Berdasarkan hasil uji statistik Chi square didapatkan bahwa tidak
terdapat hubungan yang bermakna antara pendidikan dengan tingkat
kepatuhan pasien dalam minum obat antihipertensi. Hal ini sejalan
dengan penelitian yang dilakukan oleh Hilda tahun 2007 dengan sampel
yang diteliti berjumlah 94 orang menunjukan tidak ada hubungan yang
bermakna antara pendidikan rendah dan menengah atas dengan kepatuhan
dalam melaksanakan diit hipertensi P valuenya = 1,000. Penelitian yang
dilakukan oleh Yuliarti (2007) memperkuat bahwa tingkat pendidikan
dengan hipertensi tidak ada hubungan antara pendidikan dengan
hipertensi pada usia lanjut dengan nilai p=1,000. Hal ini disebabkan tidak
selamanya pasien yang berpendidikan dasar tingkat pengetahuannya
tentang penyakit hipertensi rendah dan juga tidak semuanya pasien yang
berpendidikan menengah keatas tingkat pengetahuannya tentang penyakit
hipertensi tinggi.
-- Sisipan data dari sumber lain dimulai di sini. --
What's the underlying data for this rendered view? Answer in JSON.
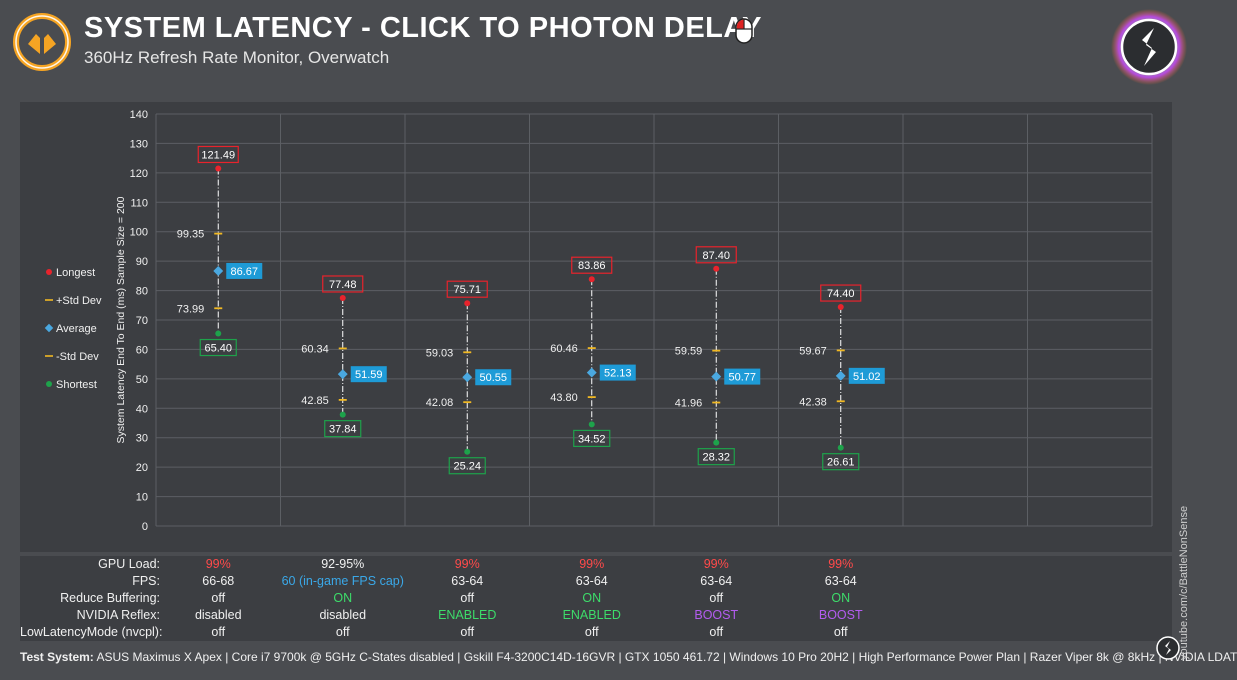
{
  "header": {
    "title": "SYSTEM LATENCY - CLICK TO PHOTON DELAY",
    "subtitle": "360Hz Refresh Rate Monitor, Overwatch"
  },
  "colors": {
    "longest": "#e8232c",
    "shortest": "#1ea24b",
    "average": "#4aa8e0",
    "std": "#f0b823",
    "avg_label_bg": "#1e9bd7",
    "red_text": "#ff4a4a",
    "green_text": "#3ddc6a",
    "blue_text": "#3aa8e8",
    "purple_text": "#b45cf0"
  },
  "chart_data": {
    "type": "scatter",
    "ylabel": "System Latency End To End (ms) Sample Size = 200",
    "ylim": [
      0,
      140
    ],
    "yticks": [
      0,
      10,
      20,
      30,
      40,
      50,
      60,
      70,
      80,
      90,
      100,
      110,
      120,
      130,
      140
    ],
    "grid": true,
    "legend_position": "left",
    "legend": [
      {
        "key": "longest",
        "label": "Longest",
        "marker": "dot",
        "color": "#e8232c"
      },
      {
        "key": "plus_std",
        "label": "+Std Dev",
        "marker": "dash",
        "color": "#f0b823"
      },
      {
        "key": "average",
        "label": "Average",
        "marker": "diamond",
        "color": "#4aa8e0"
      },
      {
        "key": "minus_std",
        "label": "-Std Dev",
        "marker": "dash",
        "color": "#f0b823"
      },
      {
        "key": "shortest",
        "label": "Shortest",
        "marker": "dot",
        "color": "#1ea24b"
      }
    ],
    "groups": [
      {
        "longest": 121.49,
        "longest_label": "121.49",
        "plus_std": 99.35,
        "plus_std_label": "99.35",
        "average": 86.67,
        "average_label": "86.67",
        "minus_std": 73.99,
        "minus_std_label": "73.99",
        "shortest": 65.4,
        "shortest_label": "65.40"
      },
      {
        "longest": 77.48,
        "longest_label": "77.48",
        "plus_std": 60.34,
        "plus_std_label": "60.34",
        "average": 51.59,
        "average_label": "51.59",
        "minus_std": 42.85,
        "minus_std_label": "42.85",
        "shortest": 37.84,
        "shortest_label": "37.84"
      },
      {
        "longest": 75.71,
        "longest_label": "75.71",
        "plus_std": 59.03,
        "plus_std_label": "59.03",
        "average": 50.55,
        "average_label": "50.55",
        "minus_std": 42.08,
        "minus_std_label": "42.08",
        "shortest": 25.24,
        "shortest_label": "25.24"
      },
      {
        "longest": 83.86,
        "longest_label": "83.86",
        "plus_std": 60.46,
        "plus_std_label": "60.46",
        "average": 52.13,
        "average_label": "52.13",
        "minus_std": 43.8,
        "minus_std_label": "43.80",
        "shortest": 34.52,
        "shortest_label": "34.52"
      },
      {
        "longest": 87.4,
        "longest_label": "87.40",
        "plus_std": 59.59,
        "plus_std_label": "59.59",
        "average": 50.77,
        "average_label": "50.77",
        "minus_std": 41.96,
        "minus_std_label": "41.96",
        "shortest": 28.32,
        "shortest_label": "28.32"
      },
      {
        "longest": 74.4,
        "longest_label": "74.40",
        "plus_std": 59.67,
        "plus_std_label": "59.67",
        "average": 51.02,
        "average_label": "51.02",
        "minus_std": 42.38,
        "minus_std_label": "42.38",
        "shortest": 26.61,
        "shortest_label": "26.61"
      }
    ]
  },
  "table": {
    "rows": [
      {
        "label": "GPU Load:",
        "cells": [
          {
            "text": "99%",
            "color": "red"
          },
          {
            "text": "92-95%",
            "color": "white"
          },
          {
            "text": "99%",
            "color": "red"
          },
          {
            "text": "99%",
            "color": "red"
          },
          {
            "text": "99%",
            "color": "red"
          },
          {
            "text": "99%",
            "color": "red"
          }
        ]
      },
      {
        "label": "FPS:",
        "cells": [
          {
            "text": "66-68",
            "color": "white"
          },
          {
            "text": "60 (in-game FPS cap)",
            "color": "blue"
          },
          {
            "text": "63-64",
            "color": "white"
          },
          {
            "text": "63-64",
            "color": "white"
          },
          {
            "text": "63-64",
            "color": "white"
          },
          {
            "text": "63-64",
            "color": "white"
          }
        ]
      },
      {
        "label": "Reduce Buffering:",
        "cells": [
          {
            "text": "off",
            "color": "white"
          },
          {
            "text": "ON",
            "color": "green"
          },
          {
            "text": "off",
            "color": "white"
          },
          {
            "text": "ON",
            "color": "green"
          },
          {
            "text": "off",
            "color": "white"
          },
          {
            "text": "ON",
            "color": "green"
          }
        ]
      },
      {
        "label": "NVIDIA Reflex:",
        "cells": [
          {
            "text": "disabled",
            "color": "white"
          },
          {
            "text": "disabled",
            "color": "white"
          },
          {
            "text": "ENABLED",
            "color": "green"
          },
          {
            "text": "ENABLED",
            "color": "green"
          },
          {
            "text": "BOOST",
            "color": "purple"
          },
          {
            "text": "BOOST",
            "color": "purple"
          }
        ]
      },
      {
        "label": "LowLatencyMode (nvcpl):",
        "cells": [
          {
            "text": "off",
            "color": "white"
          },
          {
            "text": "off",
            "color": "white"
          },
          {
            "text": "off",
            "color": "white"
          },
          {
            "text": "off",
            "color": "white"
          },
          {
            "text": "off",
            "color": "white"
          },
          {
            "text": "off",
            "color": "white"
          }
        ]
      }
    ]
  },
  "footer": {
    "label": "Test System:",
    "text": " ASUS Maximus X Apex | Core i7 9700k @ 5GHz C-States disabled | Gskill F4-3200C14D-16GVR | GTX 1050 461.72 | Windows 10 Pro 20H2 | High Performance Power Plan | Razer Viper 8k @ 8kHz | NVIDIA LDAT",
    "channel_url": "youtube.com/c/BattleNonSense"
  }
}
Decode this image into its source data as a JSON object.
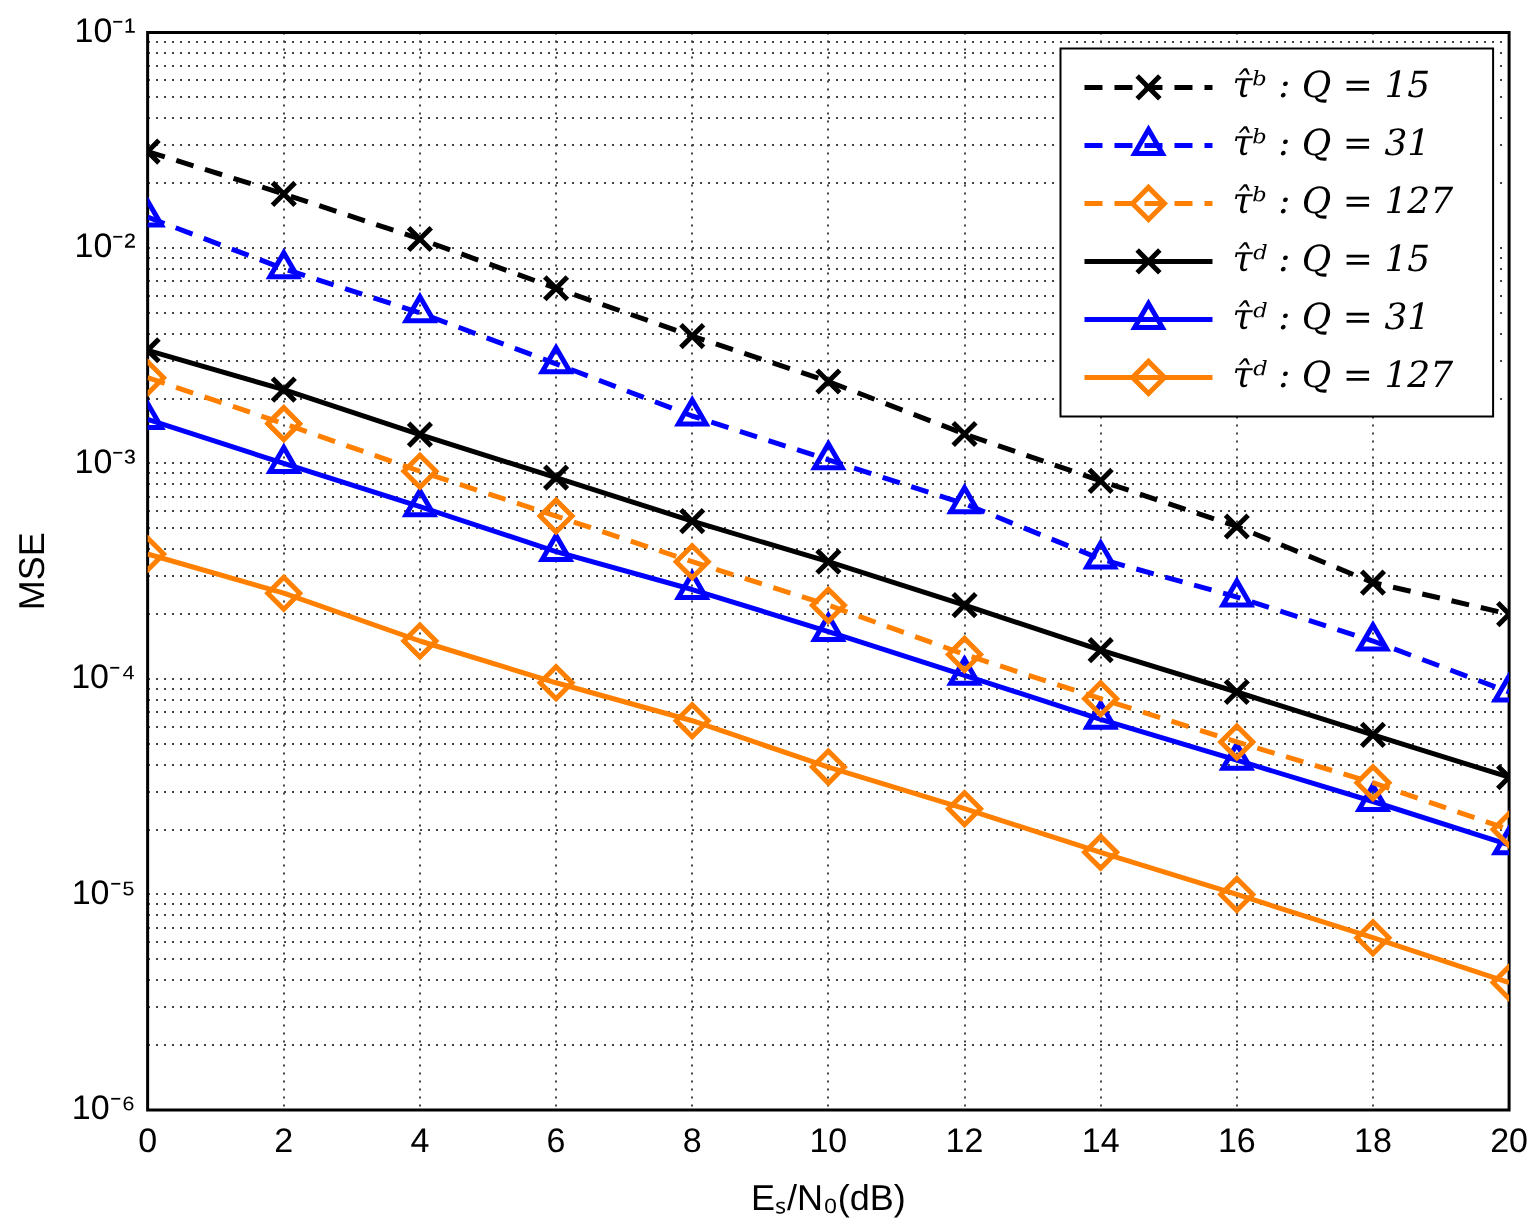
{
  "chart_data": {
    "type": "line",
    "xlabel": "Eₛ/N₀(dB)",
    "ylabel": "MSE",
    "x": [
      0,
      2,
      4,
      6,
      8,
      10,
      12,
      14,
      16,
      18,
      20
    ],
    "series": [
      {
        "name": "τ̂ᵇ : Q = 15",
        "color": "#000000",
        "marker": "cross",
        "line_style": "dashed",
        "values": [
          0.028,
          0.0178,
          0.011,
          0.0065,
          0.0039,
          0.0024,
          0.00137,
          0.00083,
          0.00051,
          0.00028,
          0.0002
        ]
      },
      {
        "name": "τ̂ᵇ : Q = 31",
        "color": "#0000ff",
        "marker": "triangle",
        "line_style": "dashed",
        "values": [
          0.0139,
          0.008,
          0.005,
          0.0029,
          0.00166,
          0.00104,
          0.00065,
          0.00036,
          0.00024,
          0.00015,
          8.7e-05
        ]
      },
      {
        "name": "τ̂ᵇ : Q = 127",
        "color": "#ff8000",
        "marker": "diamond",
        "line_style": "dashed",
        "values": [
          0.0025,
          0.00153,
          0.00092,
          0.00057,
          0.00035,
          0.00022,
          0.00013,
          8.1e-05,
          5.1e-05,
          3.3e-05,
          2e-05
        ]
      },
      {
        "name": "τ̂ᵈ : Q = 15",
        "color": "#000000",
        "marker": "cross",
        "line_style": "solid",
        "values": [
          0.00335,
          0.0022,
          0.00136,
          0.00086,
          0.00054,
          0.00035,
          0.00022,
          0.000136,
          8.7e-05,
          5.5e-05,
          3.5e-05
        ]
      },
      {
        "name": "τ̂ᵈ : Q = 31",
        "color": "#0000ff",
        "marker": "triangle",
        "line_style": "solid",
        "values": [
          0.0016,
          0.001,
          0.00063,
          0.00039,
          0.00026,
          0.000166,
          0.000104,
          6.5e-05,
          4.2e-05,
          2.7e-05,
          1.7e-05
        ]
      },
      {
        "name": "τ̂ᵈ : Q = 127",
        "color": "#ff8000",
        "marker": "diamond",
        "line_style": "solid",
        "values": [
          0.00038,
          0.00025,
          0.00015,
          9.6e-05,
          6.4e-05,
          3.9e-05,
          2.5e-05,
          1.57e-05,
          1e-05,
          6.3e-06,
          3.9e-06
        ]
      }
    ],
    "log": "y",
    "xlim": [
      0,
      20
    ],
    "xticks": [
      0,
      2,
      4,
      6,
      8,
      10,
      12,
      14,
      16,
      18,
      20
    ],
    "ylim": [
      1e-06,
      0.1
    ],
    "yticks": [
      {
        "value": 1e-06,
        "label": "10⁻⁶"
      },
      {
        "value": 2e-06,
        "label": null
      },
      {
        "value": 3e-06,
        "label": null
      },
      {
        "value": 4e-06,
        "label": null
      },
      {
        "value": 5e-06,
        "label": null
      },
      {
        "value": 6e-06,
        "label": null
      },
      {
        "value": 7e-06,
        "label": null
      },
      {
        "value": 8e-06,
        "label": null
      },
      {
        "value": 9e-06,
        "label": null
      },
      {
        "value": 1e-05,
        "label": "10⁻⁵"
      },
      {
        "value": 2e-05,
        "label": null
      },
      {
        "value": 3e-05,
        "label": null
      },
      {
        "value": 4e-05,
        "label": null
      },
      {
        "value": 5e-05,
        "label": null
      },
      {
        "value": 6e-05,
        "label": null
      },
      {
        "value": 7e-05,
        "label": null
      },
      {
        "value": 8e-05,
        "label": null
      },
      {
        "value": 9e-05,
        "label": null
      },
      {
        "value": 0.0001,
        "label": "10⁻⁴"
      },
      {
        "value": 0.0002,
        "label": null
      },
      {
        "value": 0.0003,
        "label": null
      },
      {
        "value": 0.0004,
        "label": null
      },
      {
        "value": 0.0005,
        "label": null
      },
      {
        "value": 0.0006,
        "label": null
      },
      {
        "value": 0.0007,
        "label": null
      },
      {
        "value": 0.0008,
        "label": null
      },
      {
        "value": 0.0009,
        "label": null
      },
      {
        "value": 0.001,
        "label": "10⁻³"
      },
      {
        "value": 0.002,
        "label": null
      },
      {
        "value": 0.003,
        "label": null
      },
      {
        "value": 0.004,
        "label": null
      },
      {
        "value": 0.005,
        "label": null
      },
      {
        "value": 0.006,
        "label": null
      },
      {
        "value": 0.007,
        "label": null
      },
      {
        "value": 0.008,
        "label": null
      },
      {
        "value": 0.009,
        "label": null
      },
      {
        "value": 0.01,
        "label": "10⁻²"
      },
      {
        "value": 0.02,
        "label": null
      },
      {
        "value": 0.03,
        "label": null
      },
      {
        "value": 0.04,
        "label": null
      },
      {
        "value": 0.05,
        "label": null
      },
      {
        "value": 0.06,
        "label": null
      },
      {
        "value": 0.07,
        "label": null
      },
      {
        "value": 0.08,
        "label": null
      },
      {
        "value": 0.09,
        "label": null
      },
      {
        "value": 0.1,
        "label": "10⁻¹"
      }
    ],
    "grid": true,
    "legend": "top right"
  }
}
Faktor informasi yang diperoleh dari penyuluhan atau
media dapat mempengaruhi pengetahuan seseorang tanpa latar belakang
pendidikan hal ini sesuai dengan teori Azrul dalam Effendi, 1998
menyatakan sering terpapar informasi baik berupa leflet, atau penyuluhan


kesehatan seseorang dapat meningkatkan pengetahuan sehingga tahu,
mengerti, tetapi juga mau dan bisa melakukan suatu anjuran yang ada
hubungannya dengan kesehatan. Dengan demikian dapat mempengaruhi
hasil penelitian sehingga tidak berhubungan.
2. Pekerjaan
Hasil penelitian memperlihatkan bahwa sebagian besar responden
tidak bekerja 60,9% dan yang bekerja 39,1%. Namun bila dilihat
hubungan pekerjaan dengan kepatuhan dalam minum obat antihipertensi,
bahwa responden yang bekerja 91,7% lebih patuh dibandingkan yang
tidak bekerja 78,6%. Hasil penelitian tersebut sesuai dengan yang
dikemukakan Shea (1997) dalam Kyngas (1999) bahwa pasien yang tidak
bekerja kepatuhannya lebih buruk dari yang bekerja.
Berdasarkan dari hasil uji statistik Chi square didapatkan bahwa tidak
terdapat hubungan yang bermakna antara pekerjaan dengan tingkat
kepatuhan pasien dalam minum obat antihipertensi. Hal ini di karenakan
bahwa pekerjaan bukan penghalang seseorang untuk datang dan
memeriksakan kesehatan ke pelayanan kesehatan. Hal ini sejalan dengan
penelitian Jefri tahun 2002 dengan sampel diteliti berjumlah 310 orang
menujukan tidak ada hubungan yang signifikan antara pekerjaan dengan
hipertensi pada lansia dengan p value 0,720 dan penelitian yang dilakukan
oleh Yuliarti (2007) yang menyatakan tidak ada hubungan antara
pekerjaan dengan hipertensi pada usia lanjut dengan nilai p=1,000.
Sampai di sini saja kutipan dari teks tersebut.